La rivoluzione è possibile, e se avverrà, sarà prima di tutto  culturale e poi imprenditoriale.

All’interno di questo scenario, la conclusione della vicenda Erzelli rappresenta indubbiamente il colpo di scena a cui mai avrei immaginato di assistere: la cittadella tecnologica si farà ma senza la partecipazione della Facoltà di Ingegneria.

Quel luogo dove gli studenti avrebbero condiviso il tavolo di una mensa con ingegneri di fama internazionale rimarrà solo una proiezione olografica della nostra fantasia.

La possibilità di unire formazione teorica  ad applicazione pratica, immediatamente orientata verso il mondo del lavoro, come accade nelle evolute città europee, è definitivamente sfumata.

Amo insegnare gratuitamente l’uso delle piattaforme open source  e sono felice di aver regalato un mestiere appagante a numerosi giovani webmaster in erba.

Probabilmente non salirò mai su quella collina per tenere una seminario su Joomla o WordPress e questa consapevolezza mi avvilisce.

Sono un tecnico imprestato al marketing e svolgo il mio lavoro con amore e passione,  non mi occupo di politica, quindi non possiedo un metro di valutazione per giudicare ed interpretare questa triste vicenda.

Penso soltanto che tra chi ha definito il progetto una mera speculazione edilizia e quelli che lo dipingevano d’oro, esista come in tutto una saggia via di mezzo che in questa città, per una ragione o per l’altra, non si riesce mai a trovare.

Si è parlato di  profitti, cementificazione ed interessi privati forse dimenticando le condizioni in cui si trovava l’area prima dell’inizio cantiere.

Il fatto che qualcuno abbia guadagnato edificando, rientra in un processo di crescita comune e l’indotto di occupazione ha sfamato famiglie di operai e professionisti.

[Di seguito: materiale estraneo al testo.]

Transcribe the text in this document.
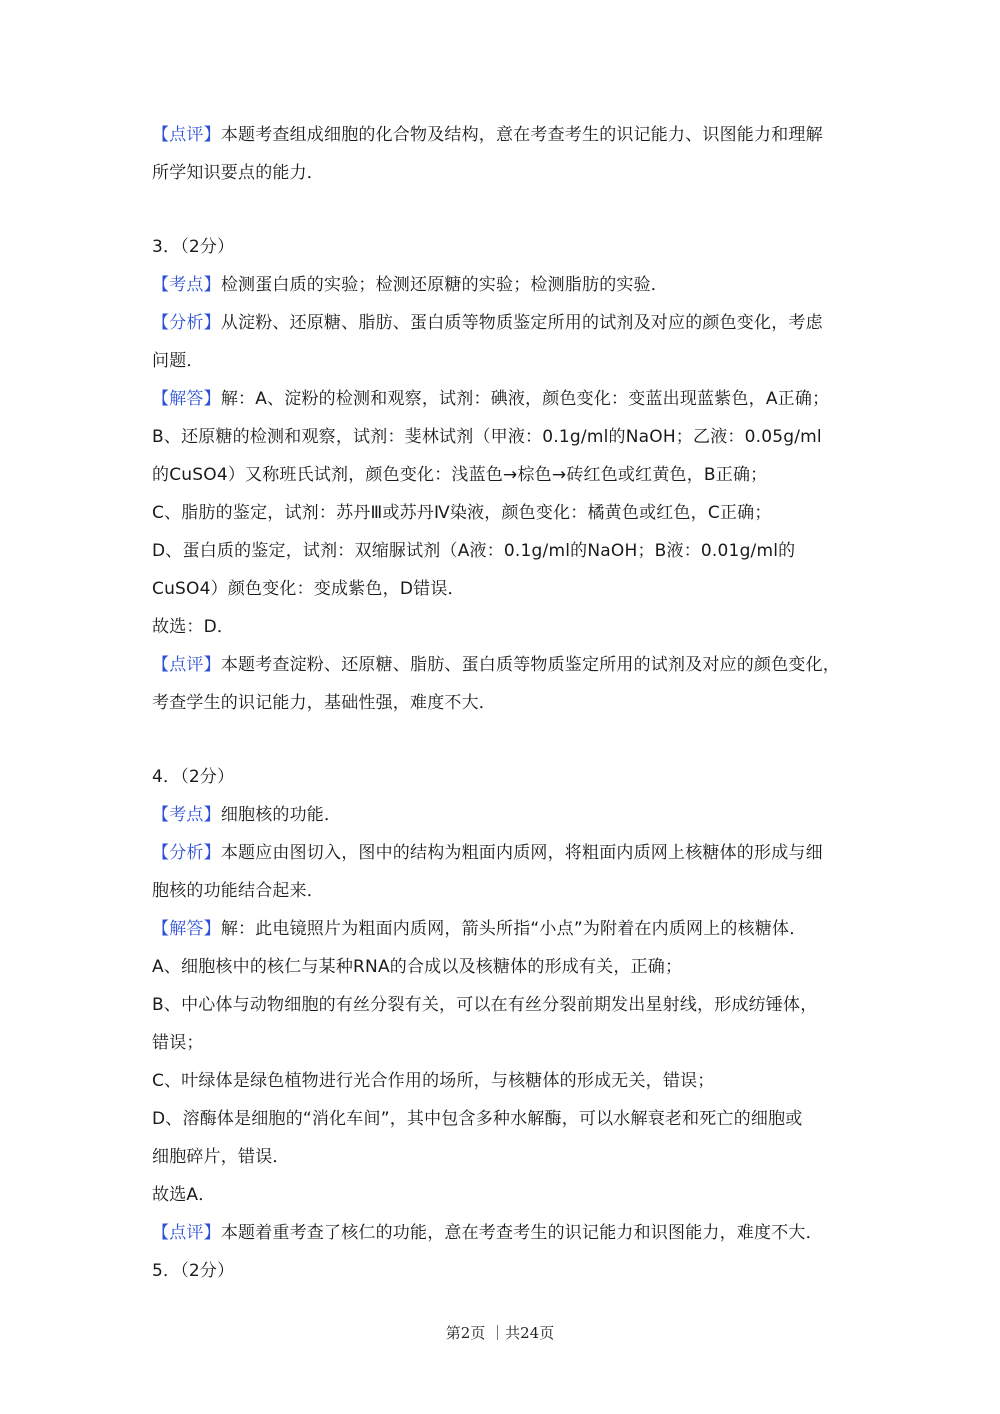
【点评】本题考查组成细胞的化合物及结构，意在考查考生的识记能力、识图能力和理解
所学知识要点的能力．
3．（2分）
【考点】检测蛋白质的实验；检测还原糖的实验；检测脂肪的实验．
【分析】从淀粉、还原糖、脂肪、蛋白质等物质鉴定所用的试剂及对应的颜色变化，考虑
问题．
【解答】解：A、淀粉的检测和观察，试剂：碘液，颜色变化：变蓝出现蓝紫色，A正确；
B、还原糖的检测和观察，试剂：斐林试剂（甲液：0.1g/ml的NaOH；乙液：0.05g/ml
的CuSO4）又称班氏试剂，颜色变化：浅蓝色→棕色→砖红色或红黄色，B正确；
C、脂肪的鉴定，试剂：苏丹Ⅲ或苏丹Ⅳ染液，颜色变化：橘黄色或红色，C正确；
D、蛋白质的鉴定，试剂：双缩脲试剂（A液：0.1g/ml的NaOH；B液：0.01g/ml的
CuSO4）颜色变化：变成紫色，D错误．
故选：D．
【点评】本题考查淀粉、还原糖、脂肪、蛋白质等物质鉴定所用的试剂及对应的颜色变化，
考查学生的识记能力，基础性强，难度不大．
4．（2分）
【考点】细胞核的功能．
【分析】本题应由图切入，图中的结构为粗面内质网，将粗面内质网上核糖体的形成与细
胞核的功能结合起来．
【解答】解：此电镜照片为粗面内质网，箭头所指“小点”为附着在内质网上的核糖体．
A、细胞核中的核仁与某种RNA的合成以及核糖体的形成有关，正确；
B、中心体与动物细胞的有丝分裂有关，可以在有丝分裂前期发出星射线，形成纺锤体，
错误；
C、叶绿体是绿色植物进行光合作用的场所，与核糖体的形成无关，错误；
D、溶酶体是细胞的“消化车间”，其中包含多种水解酶，可以水解衰老和死亡的细胞或
细胞碎片，错误．
故选A．
【点评】本题着重考查了核仁的功能，意在考查考生的识记能力和识图能力，难度不大．
5．（2分）
第2页 ｜共24页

Mi auguro che questa brutta notizia si possa  trasformare rapidamente in qualcosa di costruttivo, magari attraverso l’individuazione di altri possibili partner accademici.

Concludo chiedendomi se forse non sarebbe stato meglio stringere accordi chiari e precisi prima degli insediamenti aziendali, evitando alle società coinvolte un costoso trasferimento il quale probabilmente si rivelerà del tutto inutile.